Une partie déjà bien fournie
Le timing n’a rien d’anodin. Visa a dévoilé début avril sa plateforme Intelligent Commerce Connect, qui permet à des agents IA de payer sur plusieurs réseaux de cartes. Stripe avait lancé sa Agentic Commerce Suite en décembre 2025, embarquant Etsy, Shopify et plusieurs marketplaces. Mastercard pousse Agent Pay. Coinbase a publié le standard x402 pour des micropaiements déclenchés par des agents. Et un projet comme AgentCard.sh propose déjà des cartes Visa à usage unique pour IA, mais en dollars classiques.
Sur ce terrain encombré, Oobit joue une carte distinctive : le stablecoin. Là où Visa et Mastercard tokenisent des cartes bancaires traditionnelles, Oobit branche directement les agents sur un solde en USDT. Soit une unité de compte programmable, instantanée et utilisable au-delà des heures d’ouverture des banques. Un détail qui prend tout son sens quand on imagine un agent obligé de payer une API à 3 heures du matin pour boucler une tâche.
De l’app grand public au stack d’entreprise
Les Agent Cards prolongent un cap fixé par Oobit en mars 2026 avec le lancement d’Oobit Business, sa plateforme de gestion financière pour entreprises adossée aux stablecoins. La société, fondée en 2017 et désormais soutenue par Tether, CMCC Global, 468 Capital et Anatoly Yakovenko (cofondateur de Solana), revendique plus de 150 millions de marchands Visa accessibles. Son token OOB, listé sur Kraken depuis novembre 2025, sert de couche de fidélisation et de gouvernance pour l’écosystème.

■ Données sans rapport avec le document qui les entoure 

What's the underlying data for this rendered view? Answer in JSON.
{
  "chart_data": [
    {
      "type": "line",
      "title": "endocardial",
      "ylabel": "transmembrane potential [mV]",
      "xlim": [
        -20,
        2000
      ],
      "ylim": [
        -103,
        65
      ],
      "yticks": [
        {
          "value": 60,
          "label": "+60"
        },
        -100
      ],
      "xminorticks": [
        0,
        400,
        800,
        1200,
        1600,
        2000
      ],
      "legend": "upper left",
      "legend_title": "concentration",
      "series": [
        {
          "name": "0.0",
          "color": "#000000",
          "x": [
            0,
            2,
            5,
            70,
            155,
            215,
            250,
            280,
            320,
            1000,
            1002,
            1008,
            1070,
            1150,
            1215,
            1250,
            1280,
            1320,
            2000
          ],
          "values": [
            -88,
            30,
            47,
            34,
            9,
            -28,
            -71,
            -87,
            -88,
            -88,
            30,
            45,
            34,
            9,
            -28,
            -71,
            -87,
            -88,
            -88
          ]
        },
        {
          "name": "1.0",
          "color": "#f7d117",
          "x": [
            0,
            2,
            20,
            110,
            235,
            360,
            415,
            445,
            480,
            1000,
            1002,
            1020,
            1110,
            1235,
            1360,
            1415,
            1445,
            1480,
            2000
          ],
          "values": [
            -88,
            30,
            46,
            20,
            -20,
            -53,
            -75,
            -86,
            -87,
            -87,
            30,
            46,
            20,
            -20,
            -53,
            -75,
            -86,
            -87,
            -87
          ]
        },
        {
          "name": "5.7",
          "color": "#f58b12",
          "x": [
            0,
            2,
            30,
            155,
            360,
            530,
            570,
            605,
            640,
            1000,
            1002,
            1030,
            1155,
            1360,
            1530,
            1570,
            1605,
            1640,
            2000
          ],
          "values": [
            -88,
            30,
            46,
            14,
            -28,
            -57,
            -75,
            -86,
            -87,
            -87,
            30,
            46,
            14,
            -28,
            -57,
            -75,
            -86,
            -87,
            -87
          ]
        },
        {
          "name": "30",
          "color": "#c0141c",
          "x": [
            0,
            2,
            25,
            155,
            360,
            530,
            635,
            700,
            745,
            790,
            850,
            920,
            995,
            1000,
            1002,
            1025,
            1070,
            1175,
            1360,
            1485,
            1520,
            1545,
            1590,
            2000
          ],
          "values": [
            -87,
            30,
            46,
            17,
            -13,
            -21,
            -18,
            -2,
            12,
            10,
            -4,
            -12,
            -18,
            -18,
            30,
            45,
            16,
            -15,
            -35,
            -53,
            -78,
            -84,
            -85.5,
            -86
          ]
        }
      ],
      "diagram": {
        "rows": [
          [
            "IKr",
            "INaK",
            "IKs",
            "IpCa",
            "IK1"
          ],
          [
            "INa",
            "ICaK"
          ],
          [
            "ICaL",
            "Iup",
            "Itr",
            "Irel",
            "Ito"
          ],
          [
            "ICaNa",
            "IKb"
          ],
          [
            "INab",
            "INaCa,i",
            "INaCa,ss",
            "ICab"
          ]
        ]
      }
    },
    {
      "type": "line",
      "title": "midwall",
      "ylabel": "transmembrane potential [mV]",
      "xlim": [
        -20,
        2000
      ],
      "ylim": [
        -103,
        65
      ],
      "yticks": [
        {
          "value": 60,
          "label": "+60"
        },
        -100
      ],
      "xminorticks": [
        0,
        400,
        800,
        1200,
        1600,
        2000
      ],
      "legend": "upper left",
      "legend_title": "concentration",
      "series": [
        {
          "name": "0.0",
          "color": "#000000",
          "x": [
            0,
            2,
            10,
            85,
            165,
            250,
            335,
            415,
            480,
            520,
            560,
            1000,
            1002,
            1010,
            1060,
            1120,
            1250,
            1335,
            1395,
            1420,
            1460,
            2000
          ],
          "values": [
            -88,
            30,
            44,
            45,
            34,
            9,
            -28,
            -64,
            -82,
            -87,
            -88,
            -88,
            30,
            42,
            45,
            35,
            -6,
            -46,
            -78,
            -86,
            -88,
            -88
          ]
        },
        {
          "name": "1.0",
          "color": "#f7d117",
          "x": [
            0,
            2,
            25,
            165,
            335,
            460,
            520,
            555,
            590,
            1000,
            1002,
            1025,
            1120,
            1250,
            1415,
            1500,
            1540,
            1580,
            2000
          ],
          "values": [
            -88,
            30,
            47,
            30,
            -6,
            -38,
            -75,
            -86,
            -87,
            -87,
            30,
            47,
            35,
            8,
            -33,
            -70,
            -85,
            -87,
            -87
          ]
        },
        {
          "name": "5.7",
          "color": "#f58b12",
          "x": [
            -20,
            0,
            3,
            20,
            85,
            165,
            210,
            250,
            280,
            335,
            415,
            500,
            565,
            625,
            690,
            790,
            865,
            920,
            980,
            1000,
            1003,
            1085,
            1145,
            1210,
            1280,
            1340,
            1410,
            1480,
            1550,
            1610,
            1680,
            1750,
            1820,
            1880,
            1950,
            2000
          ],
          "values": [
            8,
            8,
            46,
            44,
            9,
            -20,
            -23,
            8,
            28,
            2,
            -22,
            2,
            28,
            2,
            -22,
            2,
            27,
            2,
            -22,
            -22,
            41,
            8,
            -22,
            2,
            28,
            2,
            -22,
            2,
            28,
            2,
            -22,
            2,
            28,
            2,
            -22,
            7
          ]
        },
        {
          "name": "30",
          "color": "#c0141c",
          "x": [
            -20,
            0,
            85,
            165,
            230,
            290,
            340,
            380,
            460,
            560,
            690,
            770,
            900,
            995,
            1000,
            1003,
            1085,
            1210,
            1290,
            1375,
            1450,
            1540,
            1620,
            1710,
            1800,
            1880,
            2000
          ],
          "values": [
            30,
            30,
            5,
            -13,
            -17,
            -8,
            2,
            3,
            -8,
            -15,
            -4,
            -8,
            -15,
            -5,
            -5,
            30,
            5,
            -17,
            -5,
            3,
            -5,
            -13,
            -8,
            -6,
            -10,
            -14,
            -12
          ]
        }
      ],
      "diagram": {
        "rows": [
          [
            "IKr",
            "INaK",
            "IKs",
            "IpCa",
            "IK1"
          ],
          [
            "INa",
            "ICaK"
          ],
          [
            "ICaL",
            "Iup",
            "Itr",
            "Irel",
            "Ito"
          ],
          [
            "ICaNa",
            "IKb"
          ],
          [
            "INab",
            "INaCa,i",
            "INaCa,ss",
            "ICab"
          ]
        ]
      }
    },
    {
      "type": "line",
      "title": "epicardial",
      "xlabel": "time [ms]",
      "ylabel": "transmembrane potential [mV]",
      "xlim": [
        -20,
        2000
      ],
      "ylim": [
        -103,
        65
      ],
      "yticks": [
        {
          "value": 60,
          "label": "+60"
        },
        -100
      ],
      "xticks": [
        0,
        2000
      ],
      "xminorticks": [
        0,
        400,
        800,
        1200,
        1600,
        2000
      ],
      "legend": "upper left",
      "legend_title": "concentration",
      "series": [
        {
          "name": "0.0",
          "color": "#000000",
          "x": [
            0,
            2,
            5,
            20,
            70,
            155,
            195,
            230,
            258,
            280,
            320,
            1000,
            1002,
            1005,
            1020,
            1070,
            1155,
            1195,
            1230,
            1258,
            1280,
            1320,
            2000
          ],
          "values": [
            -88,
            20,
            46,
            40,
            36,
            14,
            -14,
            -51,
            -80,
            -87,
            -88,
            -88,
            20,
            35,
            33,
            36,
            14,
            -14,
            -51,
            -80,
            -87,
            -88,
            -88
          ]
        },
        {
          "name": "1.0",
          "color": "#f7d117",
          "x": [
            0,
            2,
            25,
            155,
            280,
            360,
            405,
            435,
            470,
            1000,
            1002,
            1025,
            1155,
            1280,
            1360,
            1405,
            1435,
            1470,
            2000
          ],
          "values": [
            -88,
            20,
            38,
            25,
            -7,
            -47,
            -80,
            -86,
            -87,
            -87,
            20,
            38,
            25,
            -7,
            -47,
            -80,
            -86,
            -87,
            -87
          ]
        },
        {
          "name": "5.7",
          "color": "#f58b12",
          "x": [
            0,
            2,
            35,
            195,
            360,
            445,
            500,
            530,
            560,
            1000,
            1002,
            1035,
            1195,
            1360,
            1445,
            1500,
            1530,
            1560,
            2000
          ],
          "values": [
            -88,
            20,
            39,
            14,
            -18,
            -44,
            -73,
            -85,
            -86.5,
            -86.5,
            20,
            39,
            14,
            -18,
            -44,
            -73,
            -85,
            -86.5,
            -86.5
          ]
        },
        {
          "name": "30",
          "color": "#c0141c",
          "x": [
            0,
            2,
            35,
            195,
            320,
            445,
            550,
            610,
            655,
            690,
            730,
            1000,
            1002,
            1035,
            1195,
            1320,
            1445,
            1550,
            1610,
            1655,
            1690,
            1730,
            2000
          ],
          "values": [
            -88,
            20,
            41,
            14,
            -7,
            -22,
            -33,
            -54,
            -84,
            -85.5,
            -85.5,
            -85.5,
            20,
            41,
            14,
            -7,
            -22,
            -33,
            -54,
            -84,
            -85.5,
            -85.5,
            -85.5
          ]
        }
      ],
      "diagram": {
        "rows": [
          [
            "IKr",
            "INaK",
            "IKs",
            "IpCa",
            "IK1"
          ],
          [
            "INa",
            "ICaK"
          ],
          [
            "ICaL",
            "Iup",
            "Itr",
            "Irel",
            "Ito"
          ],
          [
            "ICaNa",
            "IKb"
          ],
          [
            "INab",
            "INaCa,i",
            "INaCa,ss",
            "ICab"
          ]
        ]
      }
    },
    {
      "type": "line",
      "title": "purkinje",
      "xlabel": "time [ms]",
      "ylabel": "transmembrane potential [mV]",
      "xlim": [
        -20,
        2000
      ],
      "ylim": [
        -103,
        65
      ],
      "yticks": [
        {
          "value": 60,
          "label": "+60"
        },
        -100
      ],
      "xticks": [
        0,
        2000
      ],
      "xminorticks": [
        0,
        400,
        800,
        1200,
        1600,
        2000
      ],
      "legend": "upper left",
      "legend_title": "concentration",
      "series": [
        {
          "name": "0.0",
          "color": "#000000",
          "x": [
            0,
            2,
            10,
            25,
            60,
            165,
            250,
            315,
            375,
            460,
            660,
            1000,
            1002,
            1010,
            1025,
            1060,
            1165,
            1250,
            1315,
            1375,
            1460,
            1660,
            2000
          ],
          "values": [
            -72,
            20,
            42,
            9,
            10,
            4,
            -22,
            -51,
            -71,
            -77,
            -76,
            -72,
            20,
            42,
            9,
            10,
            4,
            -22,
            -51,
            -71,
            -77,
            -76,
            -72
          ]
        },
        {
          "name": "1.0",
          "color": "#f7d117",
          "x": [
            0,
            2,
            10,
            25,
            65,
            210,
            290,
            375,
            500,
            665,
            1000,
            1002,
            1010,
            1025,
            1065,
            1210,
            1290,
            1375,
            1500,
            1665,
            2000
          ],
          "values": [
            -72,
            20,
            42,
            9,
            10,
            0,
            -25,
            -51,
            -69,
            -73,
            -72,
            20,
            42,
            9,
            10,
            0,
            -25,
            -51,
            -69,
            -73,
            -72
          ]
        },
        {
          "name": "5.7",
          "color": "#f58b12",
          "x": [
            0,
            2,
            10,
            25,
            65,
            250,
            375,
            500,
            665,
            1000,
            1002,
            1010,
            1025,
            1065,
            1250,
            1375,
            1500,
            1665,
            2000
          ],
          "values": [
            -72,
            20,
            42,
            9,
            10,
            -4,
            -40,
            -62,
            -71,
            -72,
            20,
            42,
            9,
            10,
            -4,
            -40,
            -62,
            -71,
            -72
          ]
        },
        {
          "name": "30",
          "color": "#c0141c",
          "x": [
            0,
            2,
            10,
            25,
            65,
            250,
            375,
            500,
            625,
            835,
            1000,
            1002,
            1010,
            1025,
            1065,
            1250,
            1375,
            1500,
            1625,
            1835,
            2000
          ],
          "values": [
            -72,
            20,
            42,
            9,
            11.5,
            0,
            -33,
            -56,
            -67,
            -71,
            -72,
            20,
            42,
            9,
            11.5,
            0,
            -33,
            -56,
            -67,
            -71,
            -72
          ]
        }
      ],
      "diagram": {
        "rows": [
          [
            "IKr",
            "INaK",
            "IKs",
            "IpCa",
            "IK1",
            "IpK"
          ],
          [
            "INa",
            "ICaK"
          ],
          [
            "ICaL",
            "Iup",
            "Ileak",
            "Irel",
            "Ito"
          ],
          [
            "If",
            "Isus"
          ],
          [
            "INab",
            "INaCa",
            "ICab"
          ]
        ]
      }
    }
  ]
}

L’application particulier-grand public, elle, est déjà rodée à la friction zéro : paiement direct depuis un wallet non-custodial, jusqu’à 10 % de cashback, transfert vers un compte bancaire en quelques secondes via SEPA, ACH ou PIX. Avec les Agent Cards, Oobit étend simplement cette logique au seul utilisateur qui ne dort jamais : la machine.
Reste à savoir si les marchands suivront
L’enthousiasme des fournisseurs d’infrastructure n’est pas toujours synonyme d’adoption massive. Stripe reconnaissait lui-même dans sa lettre annuelle 2025 que le commerce agentique souffrait d’un excès d’enthousiasme prématuré. OpenAI a fermé son service Instant Checkout en mars 2026, faute de traction côté acheteurs. Walmart a publié des taux de conversion 70 % inférieurs à son site direct sur les paniers passés depuis ChatGPT.
Les Agent Cards arrivent donc à un point de bascule où l’industrie passe de la promesse à l’épreuve du chiffre d’affaires. La question n’est plus de savoir si les IA peuvent payer, mais qui sera là pour vendre quand elles voudront le faire, et avec quel USDT en garantie. À ce jeu, Oobit ne mise pas seulement sur la rapidité d’exécution des stablecoins, mais sur l’idée plus radicale que la prochaine génération de cartes de paiement ne sera plus dans la poche d’un humain. Elle sera dans le contexte d’un agent.